Compared with classification of convolutional neural network of a conventional technology, the hierarchical system for detecting object with parallel architecture and the hierarchical method thereof of the present invention can at least save four-fifths of recognition time. The classification of convolutional neural network of the conventional technology uses simple neural network of the first layer to determine the correctness of obstacle images. Then, the second layer is used to verify whether the results of the first layer are correct. However, when the classification of convolutional neural network of the conventional technology is used, the whole image characteristics have to be retrieved. Since the operation amount is quite large, it costs a lot of time retrieving the whole image characteristics.

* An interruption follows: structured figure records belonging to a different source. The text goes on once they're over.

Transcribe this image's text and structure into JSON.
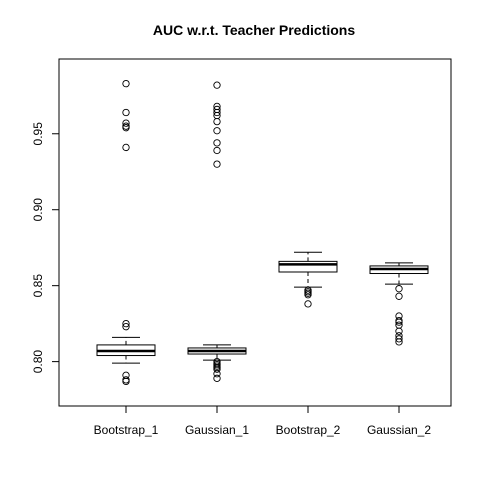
{
  "chart_data": {
    "type": "box",
    "title": "AUC w.r.t. Teacher Predictions",
    "xlabel": "",
    "ylabel": "",
    "ylim": [
      0.78,
      0.99
    ],
    "yticks": [
      0.8,
      0.85,
      0.9,
      0.95
    ],
    "y_tick_labels": [
      "0.80",
      "0.85",
      "0.90",
      "0.95"
    ],
    "grid": false,
    "categories": [
      "Bootstrap_1",
      "Gaussian_1",
      "Bootstrap_2",
      "Gaussian_2"
    ],
    "boxes": [
      {
        "category": "Bootstrap_1",
        "whisker_low": 0.799,
        "q1": 0.804,
        "median": 0.807,
        "q3": 0.811,
        "whisker_high": 0.816,
        "outliers": [
          0.983,
          0.964,
          0.957,
          0.955,
          0.954,
          0.941,
          0.825,
          0.823,
          0.791,
          0.788,
          0.787
        ]
      },
      {
        "category": "Gaussian_1",
        "whisker_low": 0.801,
        "q1": 0.805,
        "median": 0.807,
        "q3": 0.809,
        "whisker_high": 0.811,
        "outliers": [
          0.982,
          0.968,
          0.966,
          0.964,
          0.962,
          0.958,
          0.952,
          0.944,
          0.939,
          0.93,
          0.8,
          0.799,
          0.798,
          0.797,
          0.796,
          0.795,
          0.792,
          0.789
        ]
      },
      {
        "category": "Bootstrap_2",
        "whisker_low": 0.849,
        "q1": 0.859,
        "median": 0.864,
        "q3": 0.866,
        "whisker_high": 0.872,
        "outliers": [
          0.847,
          0.846,
          0.845,
          0.844,
          0.838
        ]
      },
      {
        "category": "Gaussian_2",
        "whisker_low": 0.851,
        "q1": 0.858,
        "median": 0.861,
        "q3": 0.863,
        "whisker_high": 0.865,
        "outliers": [
          0.848,
          0.843,
          0.83,
          0.827,
          0.826,
          0.824,
          0.82,
          0.817,
          0.815,
          0.813
        ]
      }
    ]
  }
}
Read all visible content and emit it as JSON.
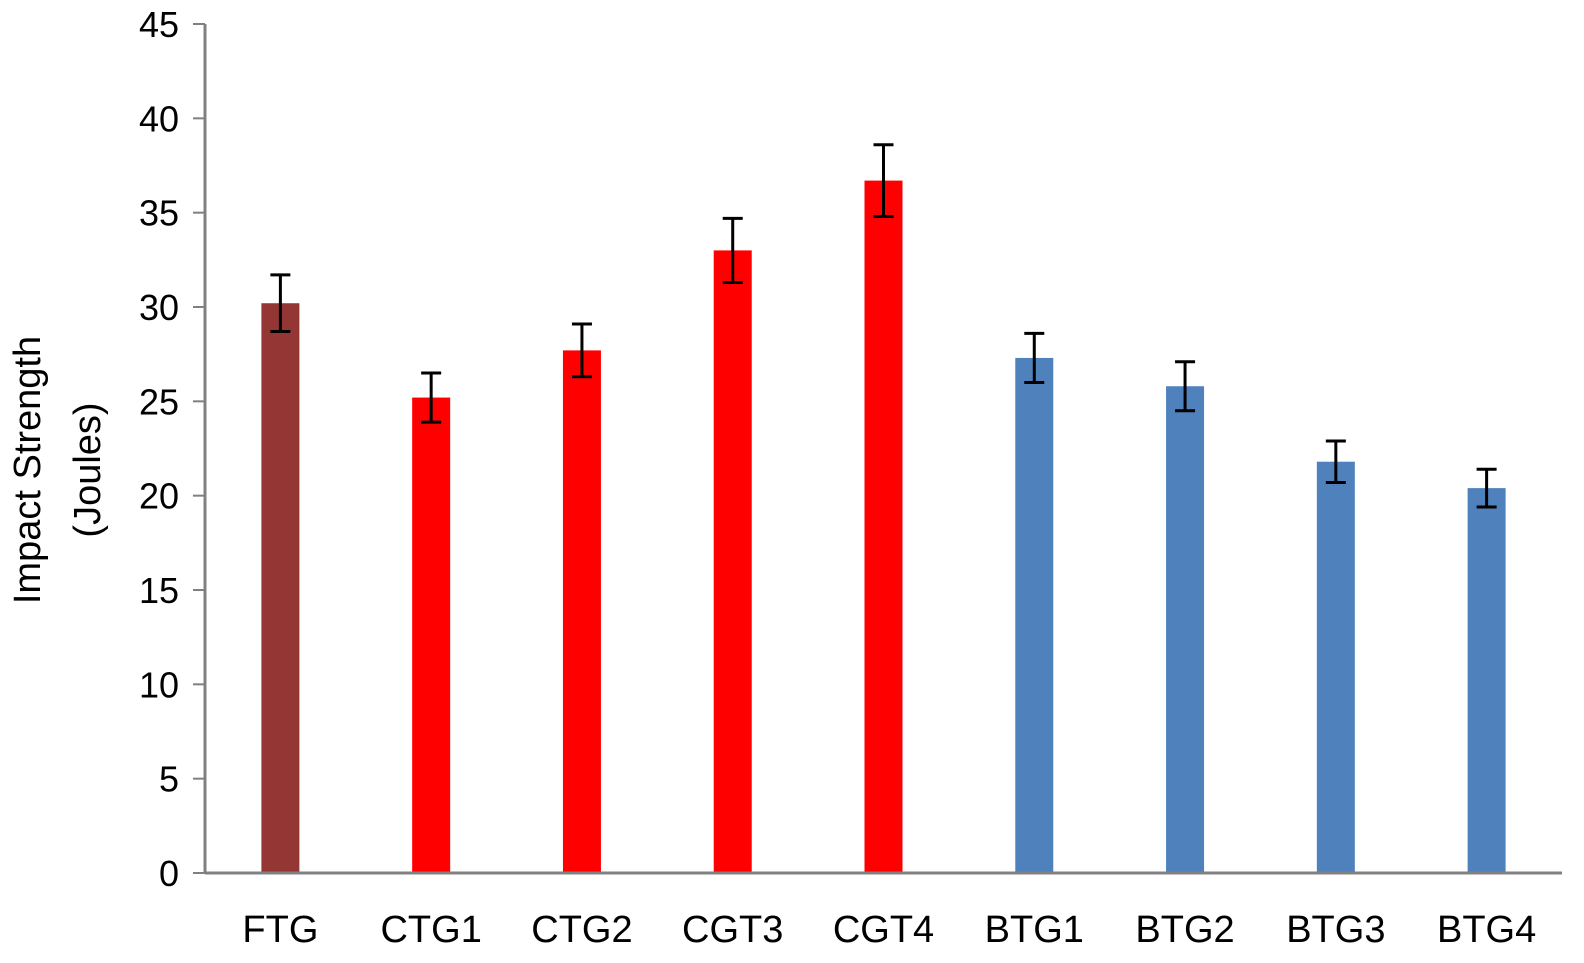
{
  "chart_data": {
    "type": "bar",
    "categories": [
      "FTG",
      "CTG1",
      "CTG2",
      "CGT3",
      "CGT4",
      "BTG1",
      "BTG2",
      "BTG3",
      "BTG4"
    ],
    "values": [
      30.2,
      25.2,
      27.7,
      33.0,
      36.7,
      27.3,
      25.8,
      21.8,
      20.4
    ],
    "errors": [
      1.5,
      1.3,
      1.4,
      1.7,
      1.9,
      1.3,
      1.3,
      1.1,
      1.0
    ],
    "colors": [
      "#943634",
      "#ff0000",
      "#ff0000",
      "#ff0000",
      "#ff0000",
      "#4f81bd",
      "#4f81bd",
      "#4f81bd",
      "#4f81bd"
    ],
    "title": "",
    "xlabel": "",
    "ylabel_line1": "Impact Strength",
    "ylabel_line2": "(Joules)",
    "ylim": [
      0,
      45
    ],
    "yticks": [
      0,
      5,
      10,
      15,
      20,
      25,
      30,
      35,
      40,
      45
    ],
    "ytick_labels": [
      "0",
      "5",
      "10",
      "15",
      "20",
      "25",
      "30",
      "35",
      "40",
      "45"
    ],
    "grid": false,
    "legend": "none"
  }
}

The present invention replaces analysis of the first layer with the parallel architecture classification, so as to save more time.

Continuing from the abovementioned paragraph, the present invention only occupies one-tenths of processing time of an obstacle recognition using HOG and parallel SVM. Compared with the obstacle recognition, the present invention greatly improves the precision of a cropping frame. For example, under a strict recognition condition, the conventional obstacle recognition may omit to crop a pedestrian to cause a serious error in recognizing the pedestrian. Alternatively, in order to avoid omitting to recognize the pedestrian, a recognition condition is relaxed. Under a loose recognition condition, the conventional obstacle recognition may generate too many cropping frames to surround the pedestrian, thereby causing an error in recognizing the pedestrian and problems with performing an autonomous driving assistant system or a collision avoidance system. For example, a practical distance between a vehicle and a pedestrian cannot be effectively calculated, so as to affect the safety of a driver and pedestrians. The hierarchical system for detecting object with parallel architecture and the hierarchical method thereof of the present invention not only decreases determination time but also achieves precise determination. Thus, an autonomous driving assistant system or a parking collision avoidance system can exactly control a vehicle to ensure safety of the driver and pedestrians.

However, pedestrians are recognized in the foregoing embodiment, but the present invention is not limited thereto. The user himself can decide to use convolutional neural network to recognize what kinds of obstacles and set parameters thereof, thereby using an autonomous driving assistant system or a collision avoidance system to set obstacles recognized. After the obstacle used as an object is found, convolutional neural network is used to determine the characteristic values of cropping frames surrounding the object, thereby finding the correct cropping frame. As a result, the autonomous driving assistant system or collision avoidance system can effectively control a distance between the vehicle and the obstacle, decrease recognition and increase response time of the user.